Rodd Clarkson rodd at clarkson.id.au
Wed Feb 23 02:05:44 UTC 2005

On Tue, 2005-02-22 at 16:23 -0500, Jeff Spaleta wrote:
>On Tue, 22 Feb 2005 16:13:11 -0500, Daniel Veillard <veillard at redhat.com> wrote:
>>   From a distro user I also think clearly labelled ISO lead to less
>> confusion and also nobody should face
>>     "Installation will need CD1 CD2 CD3 CD4"
>>          "Okay"               "Reboot"
>Clearly labeled? what does that mean exactly?  The only way to be sure
>you have the cds you need.. is to know exactly what is on each cd...
>package by package.  You aren't going to break out things with easily
>digestable labels in such a way that makes sense to everyone.
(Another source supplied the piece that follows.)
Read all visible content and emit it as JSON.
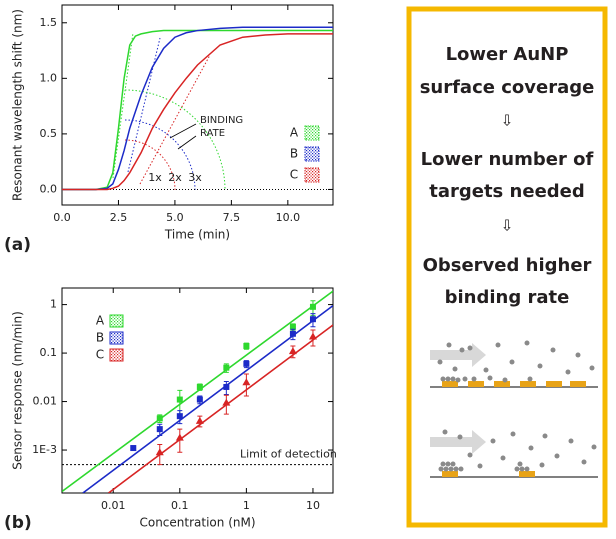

I think better labeled disks is a great idea.  disc1, disc2, etc isn't
exactly helpful.  Having core1, core1, gnome, kde, games, devel, java,
etc would be much easier to understand.
>You have a KDE cd  and a game cd... which cd has the kde game you
>want?  Items can and will be intuitive members of multiple simple

Sure, you're going to have some overlap, but in general this could be
solved without too much pain.  For example, gnome-games and kde-games
are, at the end of the day, games so put them on the games disk.  If the
user really wants them and expected them on the Gnome or KDE disk, then
all they have to do is yum install them, so no biggy (as far as I'm
concerned).  I'd much prefer to only have to download half the volume of
four disks (even if it still involved four disks) and then hvae to yum
install a couple of packages (using that tasty GUI yum tool that's
planned) than have to download a whole bunch of stuff I don't intend to
use just for the sake of 'simplicity'.

>You have a development tools cd  and a java cd... which one
>intuitively has the development tools for java? And god forbid we ever
>see a java based game.

Ah, but if you think about java like everything else, then you've really
got java and java-devel.

>The only way to be absolutely sure is to have a mechanism likr say a
>webpage.. people can go to before they download anything.. where they
>run through a mock install-time package selection session and that
>form spits out the isos they 'need'

What a great idea.  A simple but elegant way to solve this limited
confusion where you can go and select the packages you want to install
(in a very similar way to the current installer) and then it tells you
what disks you'll need and maybe even how much of the particular disk
you actually need.

Say for example, you select gnome, OOo and gnome-games.  The installer
*might* tell you that gnome-games is on the games disk but that it's the
only file you need from that disk and that you could just install it as
a  single case after the fact.  While this is a dream case, it could
tell you that you need 90% or core1, 85% or core2, 90% of gnome, 55% of
OOo (who needs all the languages) and 3% of games.  Because so little of
games is needed, it might break down the few packages needed and look at
dependancies (and offer alternative ways to install these few packages).